Increasingly, even funds that are sold directly are adding an upfront charge to help cover the services they are providing, such as 24-hour toll-free telephone service. These have become known as low-load funds.
Investors can determine a certain amount about a fund's fees by looking at the list of mutual fund prices that appears amid the stock market tables each day in this and other newspapers.
The funds are grouped by operator, and each fund is followed by three numbers. The first is the net asset value of the fund per share. The second is the asked, or offer, price, which is the price an investor would have to pay for a share; the difference between the two is the load (in a no-load fund the second number is replaced by the letters NL). The third number is the change in value from the previous day.
Some funds also impose loads on dividends that the shareholder opts to have reinvested. Under the new SEC rules, funds that charge such loads on reinvested dividends would have to include them in the fee table.
For many years, management fees and loads constituted the bulk of mutual fund fees. But in recent years, other, harder-to-spot fees have increased dramatically in popularity among fund operators.
Foremost among these are 12b-1 fees, so-called after the section of the SEC rules that governs them. Under Section 12b-1, fund operators may use some of the fund's assets for promotion, marketing and distribution. These charges can amount to more than 1 percent of the fund's assets annually.
More and more funds are charging redemption fees or deferred sales charges. These "back-end loads," assessed when the investor sells his or her shares, often run to 5 percent of the value of the shares. In fact, a fund that appears in newspaper listings as a "no-load" can in fact be charging investors very substantial fees.
Under the new rules, which take effect for most funds on May 1, a fund's prospectus will have to include a description of its fees and a table listing them.
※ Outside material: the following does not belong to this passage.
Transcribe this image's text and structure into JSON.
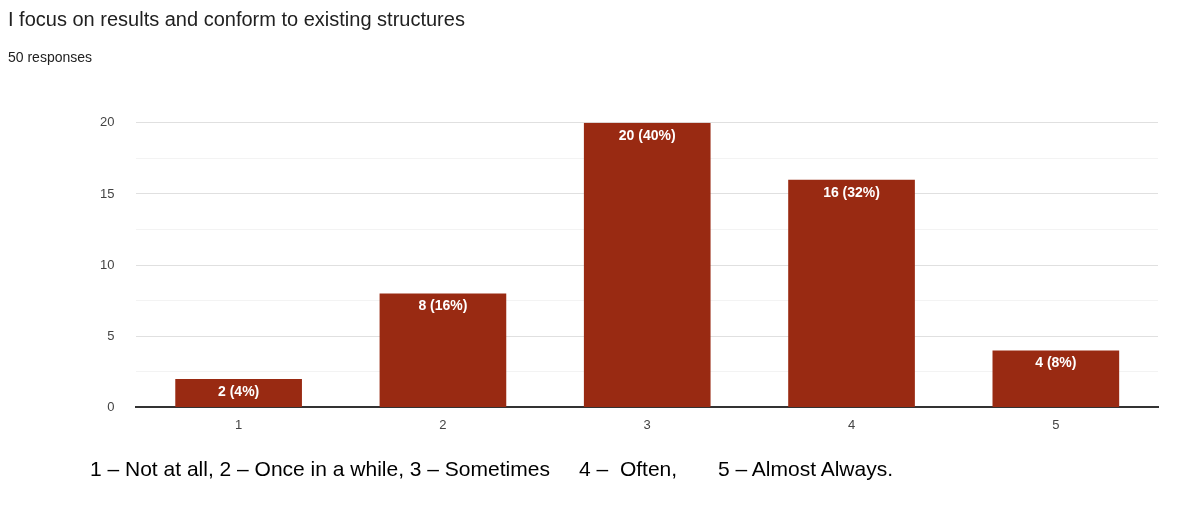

The table will have to show loads on share purchases as a percentage of the offering price; loads on dividend reinvestments, also as a percentage of the offering price; deferred sales loads, as a percentage of the original purchase price or of the redemption proceeds, whichever is applicable; redemption fees, as a percentage of the amount redeemed; and exchange fees, which are sometimes charged if an investor switches his account to another fund.
The table must also list annual charges that are taken from the fund's assets -- management fees, 12b-1 fees and other expenses, as a percentage of the fund's average net assets.
Finally, there must be an example of the expenses an investor would pay on a $1,000 investment -- assuming a 5 percent annual return -- if it were redeemed after one, three, five and 10 years. It must also show what those expenses would be if the investment were not redeemed.
In a parallel development, newspaper readers will also be getting more data soon. The National Association of Securities Dealers, which collects the mutual fund quotations that appear in financial sections, plans to add a footnote, designated by the letter "p," to the tables to indicate which funds charge 12b-1 fees. The tables already include an "r" footnote to designate those charging redemption fees.
The SEC's new advertising rules will compel fund operators to use a standard formula when computing such numbers as annual yield, tax equivalent yield and total return. The requirements, effective May 1, will apply to both advertising and sales literature.
These requirements are aimed mainly at bond funds, though they cover other types, as well. They grew out of a controversy that arose some three years ago when interest rates, declining from historic highs, pushed bond fund returns to very high levels. The SEC and industry groups grew concerned that some investors would be misled.
In addition, there are numerous ways to compute yields, so that investors reading ads could not be sure that a fund advertising a higher yield was really a better investment.